Justin Nelson, a law professor at the University of Texas, Austin, told NPR this week that O’Connor has been the “go-to judge” for conservative attorneys “who want to file ideological suits in any court across the country.”
O’Connor’s office did not immediately respond to NBC News’ request for comment on this article.
Samuels said if O’Connor decides the nondiscrimination regulation in Section 1557 of the Affordable Care Act is unlawful, it could potentially influence other courts’ interpretations of “sex” discrimination, an issue that many expect to make its way to the Supreme Court.

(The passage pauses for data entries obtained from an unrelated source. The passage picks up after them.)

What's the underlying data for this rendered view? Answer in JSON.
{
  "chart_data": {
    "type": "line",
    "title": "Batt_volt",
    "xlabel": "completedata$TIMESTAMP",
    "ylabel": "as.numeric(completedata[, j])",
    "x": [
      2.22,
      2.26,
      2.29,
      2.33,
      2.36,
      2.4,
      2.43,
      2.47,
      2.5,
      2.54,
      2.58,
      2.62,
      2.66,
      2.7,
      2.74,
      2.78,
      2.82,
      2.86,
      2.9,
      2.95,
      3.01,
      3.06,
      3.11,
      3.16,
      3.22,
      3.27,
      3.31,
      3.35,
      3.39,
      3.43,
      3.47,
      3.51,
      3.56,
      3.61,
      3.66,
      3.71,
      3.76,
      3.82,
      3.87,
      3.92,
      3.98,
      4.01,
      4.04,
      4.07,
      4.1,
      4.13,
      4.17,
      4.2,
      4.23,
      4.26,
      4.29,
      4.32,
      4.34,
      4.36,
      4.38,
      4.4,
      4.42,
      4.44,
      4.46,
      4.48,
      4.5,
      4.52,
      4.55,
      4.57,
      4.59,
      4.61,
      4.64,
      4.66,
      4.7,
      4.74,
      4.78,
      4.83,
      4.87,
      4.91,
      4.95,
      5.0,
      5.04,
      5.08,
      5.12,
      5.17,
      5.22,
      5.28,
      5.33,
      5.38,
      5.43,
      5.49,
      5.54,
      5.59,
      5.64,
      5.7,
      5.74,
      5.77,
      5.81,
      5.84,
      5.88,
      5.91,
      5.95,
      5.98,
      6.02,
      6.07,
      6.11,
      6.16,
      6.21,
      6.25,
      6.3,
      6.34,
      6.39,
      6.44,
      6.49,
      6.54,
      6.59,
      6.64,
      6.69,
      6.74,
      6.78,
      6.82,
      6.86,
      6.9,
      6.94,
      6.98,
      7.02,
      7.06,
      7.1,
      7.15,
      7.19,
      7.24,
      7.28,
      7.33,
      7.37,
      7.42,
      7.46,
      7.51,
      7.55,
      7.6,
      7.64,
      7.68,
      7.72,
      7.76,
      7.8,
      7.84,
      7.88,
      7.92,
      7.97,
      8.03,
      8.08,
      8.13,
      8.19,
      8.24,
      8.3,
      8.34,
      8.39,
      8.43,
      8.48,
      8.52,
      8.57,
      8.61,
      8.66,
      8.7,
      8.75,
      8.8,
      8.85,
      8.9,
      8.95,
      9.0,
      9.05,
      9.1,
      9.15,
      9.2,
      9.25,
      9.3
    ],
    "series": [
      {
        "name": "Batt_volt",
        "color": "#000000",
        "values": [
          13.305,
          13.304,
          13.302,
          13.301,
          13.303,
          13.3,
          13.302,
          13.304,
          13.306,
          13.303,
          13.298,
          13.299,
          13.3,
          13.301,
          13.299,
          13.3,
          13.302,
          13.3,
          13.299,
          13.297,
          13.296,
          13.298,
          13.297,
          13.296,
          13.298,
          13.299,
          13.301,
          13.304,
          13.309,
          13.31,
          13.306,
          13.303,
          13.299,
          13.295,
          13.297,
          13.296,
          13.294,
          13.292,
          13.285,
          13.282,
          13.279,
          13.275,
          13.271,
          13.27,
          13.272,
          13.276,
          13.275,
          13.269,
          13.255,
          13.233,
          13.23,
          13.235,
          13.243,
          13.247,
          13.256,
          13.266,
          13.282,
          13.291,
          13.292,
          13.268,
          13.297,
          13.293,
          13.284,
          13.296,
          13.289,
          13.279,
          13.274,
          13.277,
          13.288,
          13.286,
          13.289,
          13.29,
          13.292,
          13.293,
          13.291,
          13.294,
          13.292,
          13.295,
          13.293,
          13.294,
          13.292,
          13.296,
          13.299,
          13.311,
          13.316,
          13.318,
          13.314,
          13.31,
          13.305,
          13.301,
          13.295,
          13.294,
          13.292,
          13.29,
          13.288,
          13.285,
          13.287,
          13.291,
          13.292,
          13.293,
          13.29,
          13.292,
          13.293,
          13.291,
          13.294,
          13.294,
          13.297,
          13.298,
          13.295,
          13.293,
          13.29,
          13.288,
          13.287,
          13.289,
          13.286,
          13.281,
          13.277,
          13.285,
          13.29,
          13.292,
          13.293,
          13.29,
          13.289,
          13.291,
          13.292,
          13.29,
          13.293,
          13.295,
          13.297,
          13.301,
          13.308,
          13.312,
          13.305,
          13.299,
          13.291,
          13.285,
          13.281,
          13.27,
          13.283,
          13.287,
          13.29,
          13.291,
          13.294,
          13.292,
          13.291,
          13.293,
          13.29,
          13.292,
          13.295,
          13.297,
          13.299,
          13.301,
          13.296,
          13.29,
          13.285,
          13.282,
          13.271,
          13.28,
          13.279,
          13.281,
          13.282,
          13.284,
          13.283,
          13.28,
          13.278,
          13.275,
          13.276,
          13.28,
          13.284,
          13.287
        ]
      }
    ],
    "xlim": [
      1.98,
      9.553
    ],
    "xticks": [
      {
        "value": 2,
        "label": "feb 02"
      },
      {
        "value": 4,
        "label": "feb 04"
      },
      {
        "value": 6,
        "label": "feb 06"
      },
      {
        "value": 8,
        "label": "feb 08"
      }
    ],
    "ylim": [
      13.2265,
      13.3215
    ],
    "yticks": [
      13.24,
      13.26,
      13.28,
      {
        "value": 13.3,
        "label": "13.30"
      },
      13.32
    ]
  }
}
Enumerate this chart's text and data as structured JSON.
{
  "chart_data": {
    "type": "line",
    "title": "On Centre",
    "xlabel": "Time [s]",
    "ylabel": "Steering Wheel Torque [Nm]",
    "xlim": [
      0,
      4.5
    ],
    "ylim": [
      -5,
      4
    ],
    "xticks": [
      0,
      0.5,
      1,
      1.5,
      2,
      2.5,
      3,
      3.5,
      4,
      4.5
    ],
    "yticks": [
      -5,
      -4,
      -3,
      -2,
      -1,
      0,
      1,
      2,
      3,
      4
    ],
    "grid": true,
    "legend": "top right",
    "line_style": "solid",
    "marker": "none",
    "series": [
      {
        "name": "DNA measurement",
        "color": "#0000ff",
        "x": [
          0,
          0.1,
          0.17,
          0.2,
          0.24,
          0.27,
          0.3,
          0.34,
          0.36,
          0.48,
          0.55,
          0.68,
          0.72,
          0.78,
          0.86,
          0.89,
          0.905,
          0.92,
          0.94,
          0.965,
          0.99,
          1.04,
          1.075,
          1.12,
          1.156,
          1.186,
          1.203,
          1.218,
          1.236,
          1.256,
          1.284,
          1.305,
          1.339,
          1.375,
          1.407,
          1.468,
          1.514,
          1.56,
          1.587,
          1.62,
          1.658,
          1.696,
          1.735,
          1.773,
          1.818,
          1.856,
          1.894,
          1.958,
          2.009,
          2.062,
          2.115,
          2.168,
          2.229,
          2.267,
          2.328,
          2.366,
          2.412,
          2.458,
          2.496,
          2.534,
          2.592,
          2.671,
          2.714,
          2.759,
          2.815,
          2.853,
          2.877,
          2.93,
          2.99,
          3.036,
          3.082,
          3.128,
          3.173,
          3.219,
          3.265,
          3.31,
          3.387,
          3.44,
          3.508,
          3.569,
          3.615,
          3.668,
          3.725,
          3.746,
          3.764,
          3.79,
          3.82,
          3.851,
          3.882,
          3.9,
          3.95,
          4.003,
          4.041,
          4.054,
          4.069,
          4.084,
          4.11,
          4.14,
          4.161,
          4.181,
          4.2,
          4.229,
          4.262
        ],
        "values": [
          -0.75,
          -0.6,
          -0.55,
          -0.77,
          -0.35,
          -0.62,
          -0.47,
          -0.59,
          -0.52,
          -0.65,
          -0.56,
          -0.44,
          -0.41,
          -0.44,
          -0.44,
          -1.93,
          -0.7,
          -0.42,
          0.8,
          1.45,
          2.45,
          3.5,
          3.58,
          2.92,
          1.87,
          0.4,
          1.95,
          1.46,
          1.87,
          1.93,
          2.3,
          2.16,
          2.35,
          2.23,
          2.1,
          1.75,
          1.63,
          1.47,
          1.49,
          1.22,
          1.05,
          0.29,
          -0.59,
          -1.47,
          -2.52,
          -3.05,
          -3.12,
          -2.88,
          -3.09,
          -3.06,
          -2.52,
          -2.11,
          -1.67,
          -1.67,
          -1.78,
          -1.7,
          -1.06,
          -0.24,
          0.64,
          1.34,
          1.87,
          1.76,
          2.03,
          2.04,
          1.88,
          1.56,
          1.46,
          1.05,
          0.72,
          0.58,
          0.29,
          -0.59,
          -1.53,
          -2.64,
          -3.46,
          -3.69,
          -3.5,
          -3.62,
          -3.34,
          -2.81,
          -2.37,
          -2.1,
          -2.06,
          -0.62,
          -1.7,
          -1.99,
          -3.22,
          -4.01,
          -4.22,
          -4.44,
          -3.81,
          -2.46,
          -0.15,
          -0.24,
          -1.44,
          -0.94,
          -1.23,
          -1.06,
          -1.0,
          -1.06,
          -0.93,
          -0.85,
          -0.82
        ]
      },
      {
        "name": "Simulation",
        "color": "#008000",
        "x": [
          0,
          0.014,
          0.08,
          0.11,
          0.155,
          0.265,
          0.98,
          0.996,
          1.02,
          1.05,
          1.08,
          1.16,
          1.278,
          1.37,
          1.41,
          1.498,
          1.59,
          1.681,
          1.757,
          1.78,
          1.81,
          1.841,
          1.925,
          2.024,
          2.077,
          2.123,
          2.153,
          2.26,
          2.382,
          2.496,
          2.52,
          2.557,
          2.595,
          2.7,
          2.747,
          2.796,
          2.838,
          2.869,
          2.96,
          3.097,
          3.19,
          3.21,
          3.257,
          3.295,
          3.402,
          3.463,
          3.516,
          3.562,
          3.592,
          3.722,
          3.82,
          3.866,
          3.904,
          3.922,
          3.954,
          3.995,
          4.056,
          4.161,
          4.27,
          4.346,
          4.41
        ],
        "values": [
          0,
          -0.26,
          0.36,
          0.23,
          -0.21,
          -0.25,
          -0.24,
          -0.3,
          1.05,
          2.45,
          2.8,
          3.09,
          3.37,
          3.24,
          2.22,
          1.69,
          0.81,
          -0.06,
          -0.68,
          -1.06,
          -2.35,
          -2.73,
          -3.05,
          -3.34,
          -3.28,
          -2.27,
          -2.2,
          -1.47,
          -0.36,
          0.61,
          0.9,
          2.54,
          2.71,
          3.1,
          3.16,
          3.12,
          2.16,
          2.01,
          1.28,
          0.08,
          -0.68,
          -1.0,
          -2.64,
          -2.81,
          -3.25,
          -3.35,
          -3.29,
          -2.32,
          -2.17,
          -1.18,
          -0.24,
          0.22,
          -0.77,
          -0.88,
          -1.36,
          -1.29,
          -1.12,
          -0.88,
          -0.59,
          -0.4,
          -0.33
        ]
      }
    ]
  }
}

Currently, there are several cases pending before the Supreme Court regarding the definition of “sex” in Title VII of the 1964 Civil Rights Act, which prohibits employment discrimination on the basis of “race, color, religion, sex and national origin.”
Until the high court hears any of these cases, which Samuels thinks is quite possible this term, interpretation of “sex” discrimination law will remain a subject of dispute.
While the issue plays out in the courts, Branstetter stressed that discrimination is “an enormous problem that needs solutions.”
“Discrimination in health care against transgender people is not a hypothetical,” she said. “It’s unfortunately quite frequent.”